This article originally appeared in MarketWatch.
A dockworker dispute shows why ports need to be treated like railroads and airlines.
West Coast ports are suffering a series of slowdowns, leaving stores with lower supplies before Black Friday and the Christmas season, and stranding agricultural exports such as Washington state apples on the docks.
The International Longshore and Warehouse Union has suspended negotiations with the Pacific Maritime Association, which manages the ports, until after Thanksgiving, leaving retailers and exporters with limited options, and dragging the dispute into December.
Congress should reform labor laws to deal with this. Currently, ports are governed by the National Labor Relations Act (NLRA), while airlines and railroads are required to abide by the 1934 Railroad Labor Act (RLA). The disruptions at the ports that are being used as a tactic of negotiation are allowed under the NLRA, but would not be permitted under the RLA.
Railroad crews cannot decide to stop working on the tracks, and airline crews cannot withhold fuel from planes. But workers can simply not show up for shifts in Los Angeles and Oakland in order to hold out for higher wages.
Small groups of workers are holding all 29 West Coast ports hostage to their demands. The workers are paid an average of $147,000 annually, with $82,000 in benefits, including free health care.

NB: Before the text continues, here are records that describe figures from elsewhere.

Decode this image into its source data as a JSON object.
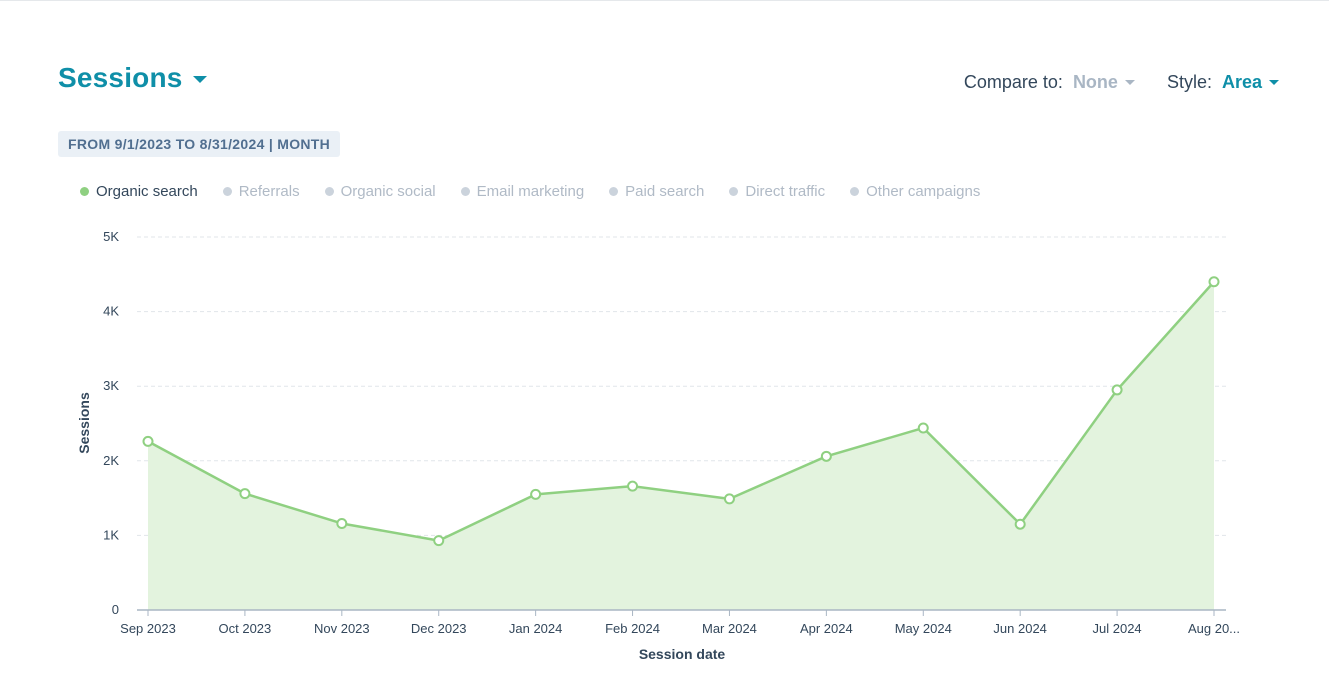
{
  "header": {
    "title": "Sessions",
    "compare_label": "Compare to:",
    "compare_value": "None",
    "style_label": "Style:",
    "style_value": "Area",
    "date_range": "FROM 9/1/2023 TO 8/31/2024 | MONTH"
  },
  "legend": [
    {
      "label": "Organic search",
      "active": true
    },
    {
      "label": "Referrals",
      "active": false
    },
    {
      "label": "Organic social",
      "active": false
    },
    {
      "label": "Email marketing",
      "active": false
    },
    {
      "label": "Paid search",
      "active": false
    },
    {
      "label": "Direct traffic",
      "active": false
    },
    {
      "label": "Other campaigns",
      "active": false
    }
  ],
  "colors": {
    "accent": "#0f8fa8",
    "series_line": "#8fd081",
    "series_fill": "#e3f3de",
    "grid": "#e1e5ea",
    "axis": "#a9b6c4"
  },
  "chart_data": {
    "type": "area",
    "xlabel": "Session date",
    "ylabel": "Sessions",
    "ylim": [
      0,
      5000
    ],
    "yticks": [
      0,
      1000,
      2000,
      3000,
      4000,
      5000
    ],
    "ytick_labels": [
      "0",
      "1K",
      "2K",
      "3K",
      "4K",
      "5K"
    ],
    "categories": [
      "Sep 2023",
      "Oct 2023",
      "Nov 2023",
      "Dec 2023",
      "Jan 2024",
      "Feb 2024",
      "Mar 2024",
      "Apr 2024",
      "May 2024",
      "Jun 2024",
      "Jul 2024",
      "Aug 20..."
    ],
    "series": [
      {
        "name": "Organic search",
        "values": [
          2260,
          1560,
          1160,
          930,
          1550,
          1660,
          1490,
          2060,
          2440,
          1150,
          2950,
          4400
        ]
      }
    ],
    "grid": true,
    "legend_position": "top-left"
  }
}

The disruptions will reduce employment because shippers go to Canada, or ports on the East or Gulf coasts.
Ports are critical to U.S. infrastructure and trade, and should be governed in the same manner as the railroad and airline industries.

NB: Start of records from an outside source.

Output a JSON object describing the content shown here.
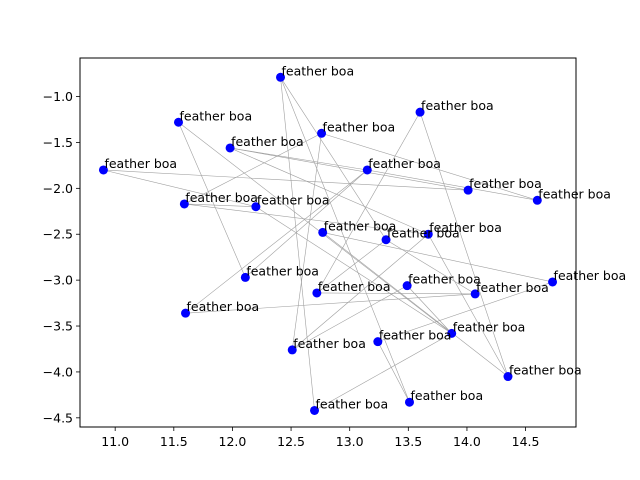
{
  "chart_data": {
    "type": "scatter",
    "title": "",
    "xlabel": "",
    "ylabel": "",
    "xlim": [
      10.7,
      14.93
    ],
    "ylim": [
      -4.6,
      -0.58
    ],
    "x_ticks": [
      11.0,
      11.5,
      12.0,
      12.5,
      13.0,
      13.5,
      14.0,
      14.5
    ],
    "y_ticks": [
      -1.0,
      -1.5,
      -2.0,
      -2.5,
      -3.0,
      -3.5,
      -4.0,
      -4.5
    ],
    "x_tick_labels": [
      "11.0",
      "11.5",
      "12.0",
      "12.5",
      "13.0",
      "13.5",
      "14.0",
      "14.5"
    ],
    "y_tick_labels": [
      "−1.0",
      "−1.5",
      "−2.0",
      "−2.5",
      "−3.0",
      "−3.5",
      "−4.0",
      "−4.5"
    ],
    "point_color": "#0000ff",
    "edge_color": "#a0a0a0",
    "grid": false,
    "points": [
      {
        "x": 12.41,
        "y": -0.79,
        "label": "feather boa"
      },
      {
        "x": 11.54,
        "y": -1.28,
        "label": "feather boa"
      },
      {
        "x": 13.6,
        "y": -1.17,
        "label": "feather boa"
      },
      {
        "x": 12.76,
        "y": -1.4,
        "label": "feather boa"
      },
      {
        "x": 11.98,
        "y": -1.56,
        "label": "feather boa"
      },
      {
        "x": 13.15,
        "y": -1.8,
        "label": "feather boa"
      },
      {
        "x": 10.9,
        "y": -1.8,
        "label": "feather boa"
      },
      {
        "x": 14.01,
        "y": -2.02,
        "label": "feather boa"
      },
      {
        "x": 14.6,
        "y": -2.13,
        "label": "feather boa"
      },
      {
        "x": 11.59,
        "y": -2.17,
        "label": "feather boa"
      },
      {
        "x": 12.2,
        "y": -2.2,
        "label": "feather boa"
      },
      {
        "x": 12.77,
        "y": -2.48,
        "label": "feather boa"
      },
      {
        "x": 13.67,
        "y": -2.5,
        "label": "feather boa"
      },
      {
        "x": 13.31,
        "y": -2.56,
        "label": "feather boa"
      },
      {
        "x": 12.11,
        "y": -2.97,
        "label": "feather boa"
      },
      {
        "x": 14.73,
        "y": -3.02,
        "label": "feather boa"
      },
      {
        "x": 13.49,
        "y": -3.06,
        "label": "feather boa"
      },
      {
        "x": 12.72,
        "y": -3.14,
        "label": "feather boa"
      },
      {
        "x": 14.07,
        "y": -3.15,
        "label": "feather boa"
      },
      {
        "x": 11.6,
        "y": -3.36,
        "label": "feather boa"
      },
      {
        "x": 13.87,
        "y": -3.58,
        "label": "feather boa"
      },
      {
        "x": 13.24,
        "y": -3.67,
        "label": "feather boa"
      },
      {
        "x": 12.51,
        "y": -3.76,
        "label": "feather boa"
      },
      {
        "x": 14.35,
        "y": -4.05,
        "label": "feather boa"
      },
      {
        "x": 13.51,
        "y": -4.33,
        "label": "feather boa"
      },
      {
        "x": 12.7,
        "y": -4.42,
        "label": "feather boa"
      }
    ],
    "edges": [
      [
        0,
        24
      ],
      [
        0,
        25
      ],
      [
        0,
        13
      ],
      [
        1,
        14
      ],
      [
        1,
        20
      ],
      [
        2,
        23
      ],
      [
        2,
        17
      ],
      [
        3,
        22
      ],
      [
        3,
        8
      ],
      [
        3,
        9
      ],
      [
        4,
        7
      ],
      [
        4,
        12
      ],
      [
        5,
        19
      ],
      [
        5,
        4
      ],
      [
        6,
        7
      ],
      [
        6,
        10
      ],
      [
        8,
        5
      ],
      [
        9,
        12
      ],
      [
        9,
        10
      ],
      [
        10,
        20
      ],
      [
        11,
        23
      ],
      [
        12,
        22
      ],
      [
        12,
        23
      ],
      [
        13,
        18
      ],
      [
        14,
        5
      ],
      [
        15,
        21
      ],
      [
        15,
        11
      ],
      [
        16,
        20
      ],
      [
        17,
        18
      ],
      [
        17,
        13
      ],
      [
        19,
        18
      ],
      [
        21,
        24
      ],
      [
        22,
        16
      ],
      [
        25,
        20
      ]
    ]
  }
}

Congress could pass a bill moving ports to the RLA, just as it moved airlines to the RLA in the 1930s. With ports increasingly important to the U.S. economy, it is time to give ports the same protections as railroads and airlines.

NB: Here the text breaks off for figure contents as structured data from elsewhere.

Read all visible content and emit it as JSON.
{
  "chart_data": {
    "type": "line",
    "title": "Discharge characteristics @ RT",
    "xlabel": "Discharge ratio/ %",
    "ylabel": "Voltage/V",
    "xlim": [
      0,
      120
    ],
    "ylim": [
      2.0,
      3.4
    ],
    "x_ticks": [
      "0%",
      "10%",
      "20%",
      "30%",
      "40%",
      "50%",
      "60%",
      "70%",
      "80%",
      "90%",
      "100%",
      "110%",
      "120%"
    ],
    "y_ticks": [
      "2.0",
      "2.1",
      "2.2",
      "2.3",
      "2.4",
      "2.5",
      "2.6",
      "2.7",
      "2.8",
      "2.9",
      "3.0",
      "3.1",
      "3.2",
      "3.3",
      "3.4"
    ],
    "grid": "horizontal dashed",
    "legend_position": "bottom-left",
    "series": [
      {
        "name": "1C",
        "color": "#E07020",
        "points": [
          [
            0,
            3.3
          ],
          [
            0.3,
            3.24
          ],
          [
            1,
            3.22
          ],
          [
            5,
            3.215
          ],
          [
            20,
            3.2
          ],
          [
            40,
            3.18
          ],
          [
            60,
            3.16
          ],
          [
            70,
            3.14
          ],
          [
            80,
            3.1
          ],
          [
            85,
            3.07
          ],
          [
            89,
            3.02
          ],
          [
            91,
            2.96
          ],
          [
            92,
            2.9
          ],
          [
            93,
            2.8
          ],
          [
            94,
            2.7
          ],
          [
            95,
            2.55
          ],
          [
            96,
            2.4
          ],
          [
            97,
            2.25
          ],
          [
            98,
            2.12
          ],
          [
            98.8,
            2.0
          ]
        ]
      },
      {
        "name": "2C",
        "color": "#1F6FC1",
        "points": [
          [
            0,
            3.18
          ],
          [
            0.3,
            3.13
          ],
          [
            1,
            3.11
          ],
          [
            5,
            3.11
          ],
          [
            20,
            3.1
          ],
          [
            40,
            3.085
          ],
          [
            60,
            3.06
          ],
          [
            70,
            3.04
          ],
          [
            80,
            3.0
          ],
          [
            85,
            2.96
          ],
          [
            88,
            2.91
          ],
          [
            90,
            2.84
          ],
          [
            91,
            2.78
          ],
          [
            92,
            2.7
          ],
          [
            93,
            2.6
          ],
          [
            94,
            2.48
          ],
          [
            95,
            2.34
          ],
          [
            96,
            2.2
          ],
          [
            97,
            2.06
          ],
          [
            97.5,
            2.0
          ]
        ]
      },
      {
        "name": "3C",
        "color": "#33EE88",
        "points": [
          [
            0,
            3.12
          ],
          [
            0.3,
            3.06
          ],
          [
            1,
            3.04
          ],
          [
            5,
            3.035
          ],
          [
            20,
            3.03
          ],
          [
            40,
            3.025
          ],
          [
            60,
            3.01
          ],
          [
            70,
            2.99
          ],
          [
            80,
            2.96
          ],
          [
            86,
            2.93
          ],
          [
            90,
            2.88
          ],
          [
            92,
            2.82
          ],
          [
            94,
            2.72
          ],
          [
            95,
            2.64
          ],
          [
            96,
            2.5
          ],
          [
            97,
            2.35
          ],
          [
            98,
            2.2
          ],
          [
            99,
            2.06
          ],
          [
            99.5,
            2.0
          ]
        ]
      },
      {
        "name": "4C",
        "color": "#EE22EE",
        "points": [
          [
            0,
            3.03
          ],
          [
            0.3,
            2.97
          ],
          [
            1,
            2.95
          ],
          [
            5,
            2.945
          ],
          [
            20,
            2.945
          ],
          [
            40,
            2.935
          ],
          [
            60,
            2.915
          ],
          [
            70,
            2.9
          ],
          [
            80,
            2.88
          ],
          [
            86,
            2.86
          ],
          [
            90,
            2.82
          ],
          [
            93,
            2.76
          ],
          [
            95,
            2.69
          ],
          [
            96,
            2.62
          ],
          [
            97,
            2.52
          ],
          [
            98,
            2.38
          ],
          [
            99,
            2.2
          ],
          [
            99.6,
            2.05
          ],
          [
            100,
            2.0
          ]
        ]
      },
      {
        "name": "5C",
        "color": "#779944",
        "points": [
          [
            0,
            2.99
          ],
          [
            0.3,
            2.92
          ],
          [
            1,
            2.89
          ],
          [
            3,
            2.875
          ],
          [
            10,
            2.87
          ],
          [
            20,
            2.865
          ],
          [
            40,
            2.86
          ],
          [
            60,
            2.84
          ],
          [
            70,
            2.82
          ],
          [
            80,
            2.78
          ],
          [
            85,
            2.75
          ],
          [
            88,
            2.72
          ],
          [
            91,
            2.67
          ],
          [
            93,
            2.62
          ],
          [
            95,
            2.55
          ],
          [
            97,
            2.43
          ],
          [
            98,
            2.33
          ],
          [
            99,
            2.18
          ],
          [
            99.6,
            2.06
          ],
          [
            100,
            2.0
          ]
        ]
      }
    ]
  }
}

Negotiations concerning a new labor contract between the International Longshoremen and the Pacific Maritime Association began in May 2014 and expired in July 2014. The negotiation process has been prolonged into November, and the PMA has accused the ILWU of purposefully slowing processing times at ports from Seattle down to Long Beach, leading to congestion of products destined for export from or import to U.S. markets.
The ILWU disagrees. ILWU spokesman Craig Merrilees, who told me in a telephone conversation that his union wants safety upgrades and job-tenure guarantees, said there has been “incredible frustration on the part of workers due to congestion that has made their work more dangerous and difficult.” Rather than a worker slowdown, he said ports are plagued by a chassis shortage, as well as lack of shipping containers. Plus, there have been bottlenecks at rail depots, as rising shipments of crude oil by rail have displaced shipments of other products.
Whatever the cause, the smooth operation of ports along the West Coast is critical for the employment of Americans and the health of the U.S. economy. Cargo handled at West Coast ports supports millions of American jobs and had a value of $2.1 trillion in 2013, about 12.5% of gross domestic product.
Slowdowns are devastating not only to the manufacturers, food producers and retailers that use the ports, but to consumers who will either not have access to these goods or face higher costs due to reduced supply. Economic losses could generate a backlog that could linger for months, especially if foreign companies that purchase American goods decide to replace U.S. products with a more reliable foreign supply.
The fundamental problem is that ports are held to a different standard than other industries that facilitate trade, as airlines and railroads are required to abide by the 1934 Railroad Labor Act while ports are governed by the National Labor Relations Act.
The RLA, passed in 1926 and amended in 1934, provides a framework for mediation in the event of disputes between labor and management of the airline and railroad industries. The act created the National Mediation Board (NMB), an independent agency to oversee the reconciliation process, minimizing the disruption of transit points.
The purpose of the act and the NMB, as stated in the statute, is to “avoid any interruption of commerce,” while providing for “the prompt and orderly settlement of all disputes” that arise in labor matters. Those are two things desperately missing in today’s West Coast labor dispute.
Labor contracts under the RLA do not expire like the current West Coast contracts, but remain in force until a new agreement is reached. The RLA stipulates that, first, management and labor can begin negotiating a contract between themselves and without outside help, although the majority of cases require mediation.
If negotiations are not productive, then federal mediation is required before either unions or employers can engage in slowdowns, strikes or lockouts. The NMB cannot force either party to accept an agreement that it arbitrates, but both labor and management are legally bound to a series of negotiations. If both parties cannot reach a settlement after initial mediation, they must commit to a month-long “cooling-off” period.
Under the RLA, commerce and transportation remain uninterrupted during the dispute and mediation process, unlike what is occurring on the West Coast now. This presents a win-win situation for all parties concerned and, most importantly, the American consumer.
Ports are critical to U.S. infrastructure and trade, and should be governed in the same manner as the railroad and airline industries. President Obama and Congress should not allow millions of jobs and hundreds of billions in income be held hostage every time a contract expires. Protections written into the RLA adequately safeguard our nation’s airline and railway networks, and it would be a logical step to extend the Railroad Labor Act to our critical West Coast port network.